At the end of the day you're talking about a business communication issue in many cases. A manager doesn't adequately train his employees on the data being collected or even enforce the collection of it. A department head may get indignant and defensive when another department head complains to him about how the lack of data collection causes his people to have to do more work. It's ugly and protectionism over their various fiefdoms.
It's really a shame because the larger the company the larger their data set and when you have a larger data set it becomes possible to leverage that data to identify inefficiencies that can be improved as a cost savings measure. But alas, GIGO rules the day.
"Lack of speed can be overcome. In the worst case by patience." --Znork
With Fedex, their software and website is so dated and out of wack that it is almost becoming impossible for anyone to actually ship anything anymore. Everyone will eventually jump ship if they don't do something, how can this company not be investing in the future at this point in the game, it's mind boggling.

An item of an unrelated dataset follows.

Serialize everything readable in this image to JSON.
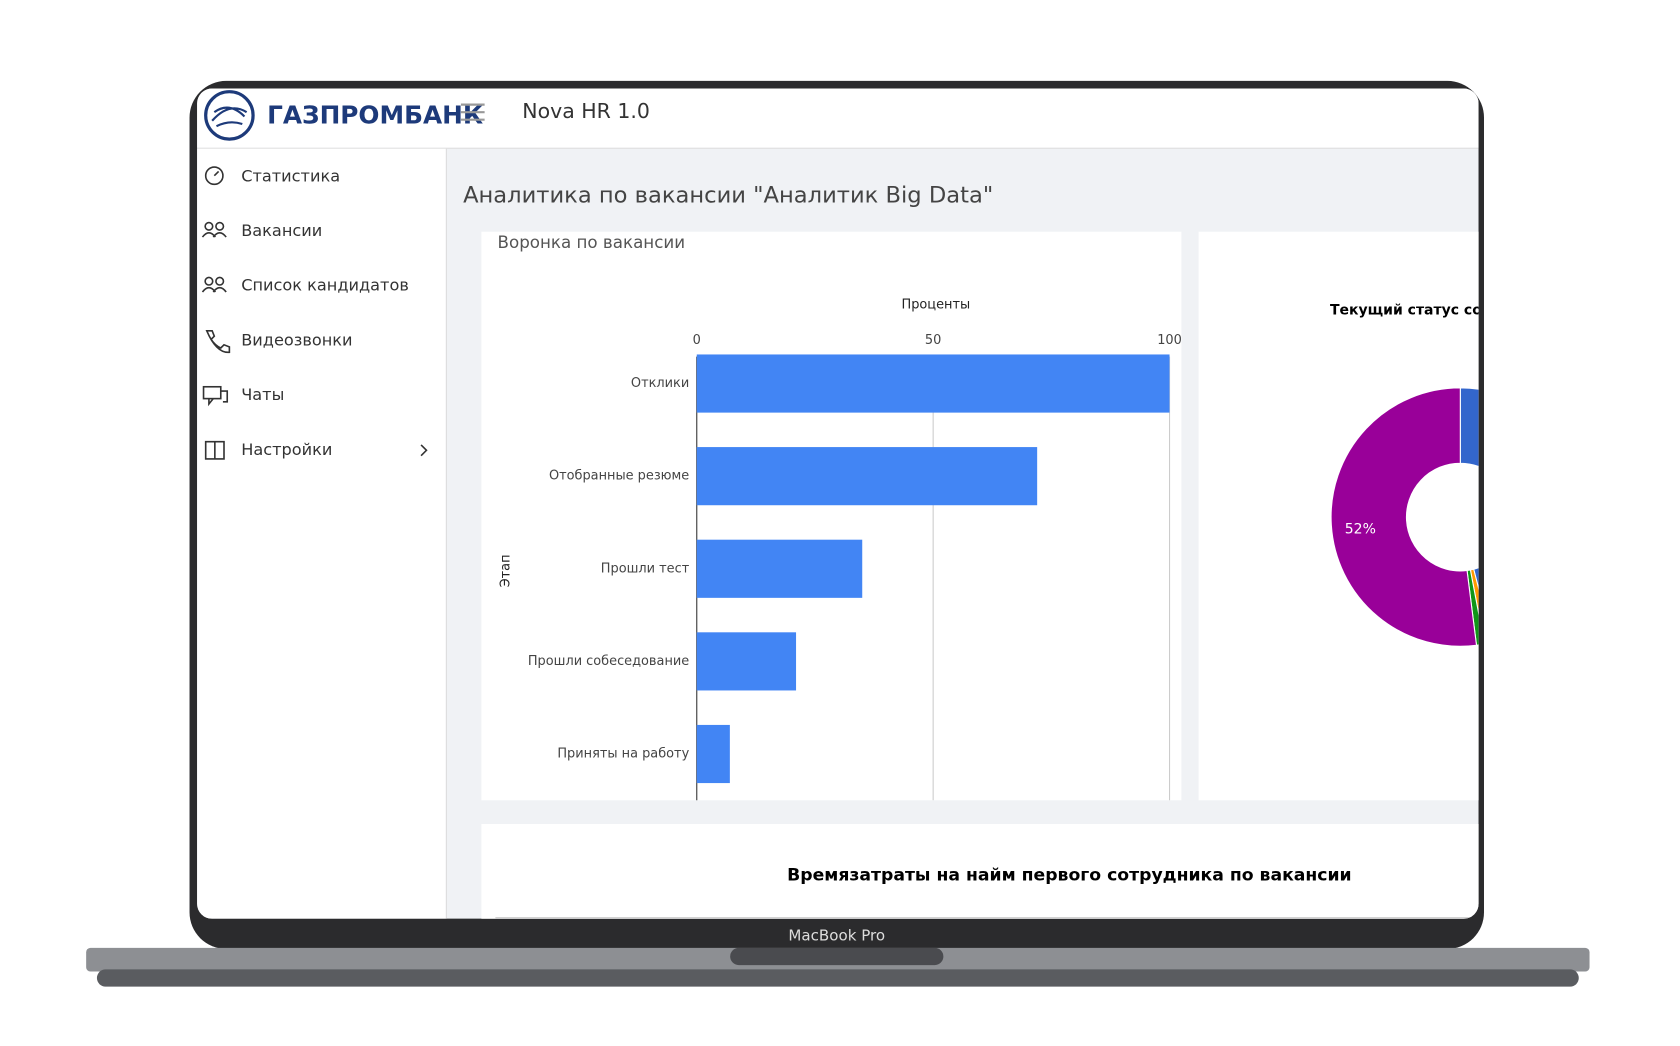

Especially with all these new upstart shipping efforts out there popping up daily. We keep a windows 8 machine in house and running (barely) just to do shipping quotes on because I still haven't been able to get their horribly written software to run on any new computers as of yet. What a waste of my time. I really feel for the decision makers at FedEx who's hands are OBVIOUSLY tied behind their backs by their management. They look like amateurs at this point, it's embarrassing for whoever works in their IT department I'm sure. I wouldn't admit that I worked their if I was in IT. Honestly nothing new that works has come out of FedEx since 2012.
The other 20% are saying that outdated IT decision makers are holding us back.
Hey...an "engineer" answers the phone/email. What more do you expect? They know you can't back out of the multi-million dollar fiasco now.
I object to power without constructive purpose. --Spock
This actually happened in manufacturing during the 80's since we were getting our asses handed to us by the Japanese. The Japanese learned that you have to get constant feedback from engineers on the ground and so this philosophy spread to American companies for a while (until they started getting torn apart and sent over seas). Not sure what the buzz-lingo-word for it was.